One of the benefits of green hydrogen is that it can be produced from surplus renewable electricity. Periods of excess production and low or negative pricing are becoming more common as renewable energy gains an increasing share of the electricity mix. Under these conditions, hydrogen electrolyzers can act both as a flexible load source and a long-term storage option, preventing wind and solar curtailment.

Electrolyzers Need Frequent Operation

However, producing hydrogen in this way presents a challenge at the current levels of renewable energy deployment. Because green hydrogen is still a nascent technology, electrolyzers require high CAPEX (approximately $700/kW of capacity installed). High CAPEX mean that electrolyzers need to be operated frequently to recoup upfront costs, even though surplus renewable electricity is only available for short periods throughout the year.

To put this imbalance in perspective, Hydrogen Europe estimates that the ideal operational profile for a grid-connected electrolyzer in the European Union is just under 11 hours per day. That amount of utilization would allow a facility to maximize its output while avoiding exposure to higher electricity prices at peak hours. By comparison, over the first 9 months of 2020, negative prices in European day-ahead electricity markets occurred only 0.8% of the time (which was well above the yearly average).

Low levels of negative pricing in most markets show that existing flexibility options are well-suited to dealing with variability at present levels of renewable energy deployment.
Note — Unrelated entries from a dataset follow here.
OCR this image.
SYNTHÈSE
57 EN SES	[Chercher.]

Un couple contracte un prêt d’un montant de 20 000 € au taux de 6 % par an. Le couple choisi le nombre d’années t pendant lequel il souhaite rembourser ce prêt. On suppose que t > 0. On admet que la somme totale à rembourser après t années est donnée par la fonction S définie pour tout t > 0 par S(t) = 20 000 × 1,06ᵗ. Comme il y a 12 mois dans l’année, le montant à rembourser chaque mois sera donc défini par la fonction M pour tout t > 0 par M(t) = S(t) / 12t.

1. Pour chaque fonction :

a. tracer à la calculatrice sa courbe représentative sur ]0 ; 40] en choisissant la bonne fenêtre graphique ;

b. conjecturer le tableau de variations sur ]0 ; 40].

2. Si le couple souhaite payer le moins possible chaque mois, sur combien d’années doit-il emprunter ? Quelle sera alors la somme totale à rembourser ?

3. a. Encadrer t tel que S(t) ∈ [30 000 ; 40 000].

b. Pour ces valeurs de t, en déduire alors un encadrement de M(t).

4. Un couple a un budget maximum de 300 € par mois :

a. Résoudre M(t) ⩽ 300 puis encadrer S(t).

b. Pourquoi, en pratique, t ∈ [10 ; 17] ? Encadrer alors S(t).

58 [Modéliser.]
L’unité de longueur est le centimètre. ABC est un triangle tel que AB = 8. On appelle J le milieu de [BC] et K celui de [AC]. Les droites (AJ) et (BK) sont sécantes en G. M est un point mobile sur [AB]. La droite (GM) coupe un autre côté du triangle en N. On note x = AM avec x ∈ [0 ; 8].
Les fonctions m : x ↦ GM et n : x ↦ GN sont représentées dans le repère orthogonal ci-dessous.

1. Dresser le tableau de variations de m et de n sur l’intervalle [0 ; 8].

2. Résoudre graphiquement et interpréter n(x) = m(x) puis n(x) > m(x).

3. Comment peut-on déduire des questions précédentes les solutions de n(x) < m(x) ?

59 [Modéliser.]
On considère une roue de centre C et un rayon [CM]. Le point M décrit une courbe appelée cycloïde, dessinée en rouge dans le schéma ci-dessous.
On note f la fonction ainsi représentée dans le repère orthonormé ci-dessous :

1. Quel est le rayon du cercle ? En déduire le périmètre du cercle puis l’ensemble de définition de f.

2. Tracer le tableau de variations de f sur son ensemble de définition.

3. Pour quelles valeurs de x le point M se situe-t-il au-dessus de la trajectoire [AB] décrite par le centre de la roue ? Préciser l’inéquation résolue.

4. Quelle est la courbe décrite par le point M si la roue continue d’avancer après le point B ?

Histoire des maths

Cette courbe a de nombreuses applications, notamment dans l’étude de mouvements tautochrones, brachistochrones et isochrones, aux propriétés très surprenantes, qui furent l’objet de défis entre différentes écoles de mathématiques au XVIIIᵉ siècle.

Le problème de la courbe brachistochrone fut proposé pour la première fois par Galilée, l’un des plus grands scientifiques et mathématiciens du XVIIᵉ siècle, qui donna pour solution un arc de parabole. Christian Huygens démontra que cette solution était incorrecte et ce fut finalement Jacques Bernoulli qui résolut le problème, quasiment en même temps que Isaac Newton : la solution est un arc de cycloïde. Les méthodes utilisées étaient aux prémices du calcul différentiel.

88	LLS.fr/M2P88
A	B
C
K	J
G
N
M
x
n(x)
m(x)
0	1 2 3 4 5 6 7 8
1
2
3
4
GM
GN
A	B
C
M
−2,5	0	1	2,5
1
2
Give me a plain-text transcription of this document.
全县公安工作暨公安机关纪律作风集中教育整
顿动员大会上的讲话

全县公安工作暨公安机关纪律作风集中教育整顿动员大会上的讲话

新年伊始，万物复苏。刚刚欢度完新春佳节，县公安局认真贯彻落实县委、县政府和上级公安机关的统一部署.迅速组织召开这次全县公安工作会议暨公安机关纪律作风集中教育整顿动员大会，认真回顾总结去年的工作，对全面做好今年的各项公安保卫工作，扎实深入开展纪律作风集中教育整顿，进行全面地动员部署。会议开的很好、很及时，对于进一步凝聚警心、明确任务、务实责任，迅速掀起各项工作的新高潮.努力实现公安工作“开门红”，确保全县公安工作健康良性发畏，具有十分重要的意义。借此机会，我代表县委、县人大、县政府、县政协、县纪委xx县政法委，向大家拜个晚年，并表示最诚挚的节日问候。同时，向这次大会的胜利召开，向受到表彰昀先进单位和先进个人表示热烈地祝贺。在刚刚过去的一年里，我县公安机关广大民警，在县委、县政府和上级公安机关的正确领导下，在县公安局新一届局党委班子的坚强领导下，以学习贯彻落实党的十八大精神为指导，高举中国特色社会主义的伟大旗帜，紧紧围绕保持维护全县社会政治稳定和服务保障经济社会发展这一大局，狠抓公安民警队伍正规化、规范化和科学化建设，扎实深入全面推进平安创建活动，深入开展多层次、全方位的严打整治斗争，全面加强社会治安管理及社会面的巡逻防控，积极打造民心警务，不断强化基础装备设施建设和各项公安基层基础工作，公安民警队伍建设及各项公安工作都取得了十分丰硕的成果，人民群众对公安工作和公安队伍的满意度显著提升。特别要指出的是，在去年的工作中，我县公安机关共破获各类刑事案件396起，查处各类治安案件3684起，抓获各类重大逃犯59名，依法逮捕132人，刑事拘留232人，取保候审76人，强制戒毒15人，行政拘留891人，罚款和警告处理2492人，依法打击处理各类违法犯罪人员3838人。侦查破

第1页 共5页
These flexibility options include new technologies such as battery storage and more conventional approaches to grid balancing such as reducing output from fossil fuel generators.

The Role of Grid-Connected Electrolyzers Is Evolving

Although grid-connected electrolyzers are unlikely to operate solely using surplus renewable electricity in the near term, they can still be used to provide valuable grid services. For instance, shifting some share of electricity generation to hydrogen production can help relieve structural congestion in locations with high renewable energy deployments, provided that electrolyzers are sited strategically. Moreover, an attractive emissions profile can be ensured by operating electrolyzers during periods when the grid remains below a predetermined carbon intensity threshold or by acquiring a power purchase agreement that secures access to an equivalent amount of renewable energy generation.

Over the long term, opportunities to operate electrolyzers in a truly flexible manner are set to increase. This partly reflects falling project costs. Electrolyzer CAPEX are expected to fall by more than 50% over the coming decade, which would reduce the necessity for facilities to operate at high utilization rates and make green hydrogen competitive for a wider range of end uses.

Greater flexibility can also be enabled by changes in the power sector. An increasing share of variable renewable generation, particularly wind, will likely mean more frequent periods of low or negative prices during which grid-connected electrolyzers can ramp up production.

Access to sufficient storage infrastructure will likely be a key enabling factor in the future. Guidehouse Insights' recent Hydrogen Storage Technologies Market report anticipates that 1,159.1 TWh of gaseous hydrogen storage capacity will be available globally by 2030, primarily as salt caverns and repurposed natural gas storage assets. Over time, these long-term trends in deployment and resource availability are expected to enable grid-connected electrolyzers to fulfill their potential as an important resource for electricity grids governed by renewables.